There is $5 trillion in Exchange traded funds. About 75% is in actively managed funds but passive index funds are growing and will be about one-third of the ETF market around 2021.
ETFs are sometimes used as substitute for futures and investors can use passive ETFs to implement active strategies.
Exchange traded funds are marketable securities that track an index, commodity, bonds or assets. They can be traded like a stock.
ETF have lower costs
ETFs have a reputation for lower costs than traditional mutual funds. They have a low expense ratio. An index fund is much simpler to run. Index funds do not need security selection. Mutual funds can charge 1% to 3% every year for expenses. Index fund expense ratios and ETFs are usually less than 1%.
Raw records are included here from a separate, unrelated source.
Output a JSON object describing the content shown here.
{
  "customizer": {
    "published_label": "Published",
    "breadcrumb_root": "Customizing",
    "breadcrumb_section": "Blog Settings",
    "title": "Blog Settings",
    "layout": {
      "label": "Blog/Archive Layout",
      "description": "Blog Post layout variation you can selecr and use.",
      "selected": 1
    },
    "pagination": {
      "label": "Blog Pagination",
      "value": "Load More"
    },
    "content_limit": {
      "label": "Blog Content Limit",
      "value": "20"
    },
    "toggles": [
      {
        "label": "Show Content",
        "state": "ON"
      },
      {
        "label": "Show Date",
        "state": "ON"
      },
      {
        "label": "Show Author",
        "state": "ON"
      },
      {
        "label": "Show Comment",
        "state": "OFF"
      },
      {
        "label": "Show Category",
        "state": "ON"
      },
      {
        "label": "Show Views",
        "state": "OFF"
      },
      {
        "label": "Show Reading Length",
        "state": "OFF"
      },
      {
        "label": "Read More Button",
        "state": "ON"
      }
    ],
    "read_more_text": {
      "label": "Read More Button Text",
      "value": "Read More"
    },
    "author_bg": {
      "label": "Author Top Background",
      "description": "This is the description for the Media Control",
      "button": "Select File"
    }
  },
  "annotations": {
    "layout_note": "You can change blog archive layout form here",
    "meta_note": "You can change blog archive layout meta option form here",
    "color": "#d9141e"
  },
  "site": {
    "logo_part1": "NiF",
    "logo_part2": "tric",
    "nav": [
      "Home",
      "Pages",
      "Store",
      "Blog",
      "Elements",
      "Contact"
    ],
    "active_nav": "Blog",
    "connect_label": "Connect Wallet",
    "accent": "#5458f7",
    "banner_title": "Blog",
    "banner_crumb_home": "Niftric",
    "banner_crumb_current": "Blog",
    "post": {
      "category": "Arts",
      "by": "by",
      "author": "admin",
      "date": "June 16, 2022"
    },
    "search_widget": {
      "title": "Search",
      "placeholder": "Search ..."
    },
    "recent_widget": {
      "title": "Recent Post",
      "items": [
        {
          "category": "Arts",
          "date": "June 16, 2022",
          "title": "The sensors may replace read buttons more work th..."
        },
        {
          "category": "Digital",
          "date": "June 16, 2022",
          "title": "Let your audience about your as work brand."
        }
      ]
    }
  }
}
Asian institutions outside Japan and Australia often prefer US or European ETFs to their less liquid Asian counterparts. Chinese firms manage over $7.5 trillion. $1.3 trillion is in mutual funds. ETFs are only 3% of the Chinese financial portfolios.
ETFs are usually more tax efficient than Mutual funds.
ETFs do not have sales load.
Bitcoin ETF’s would be important to get around wallet and other hassles for investors
It is believed there would be a Bitcoin rally if regulators approved Bitcoin ETF’s. The reason is that it would no longer be so difficult to start or increase investments in cryptocurrency trading. Currently the wallets for cryptocurrency are difficult to use and secure. There is often the need for physical devices to secure cryptocurrency accounts.
Any approved Bitcoin ETFs would need to be adopted by Vanguard and Fidelity and other major financial companies to allow investors to have the promise of click of a button investing in crypocurrency.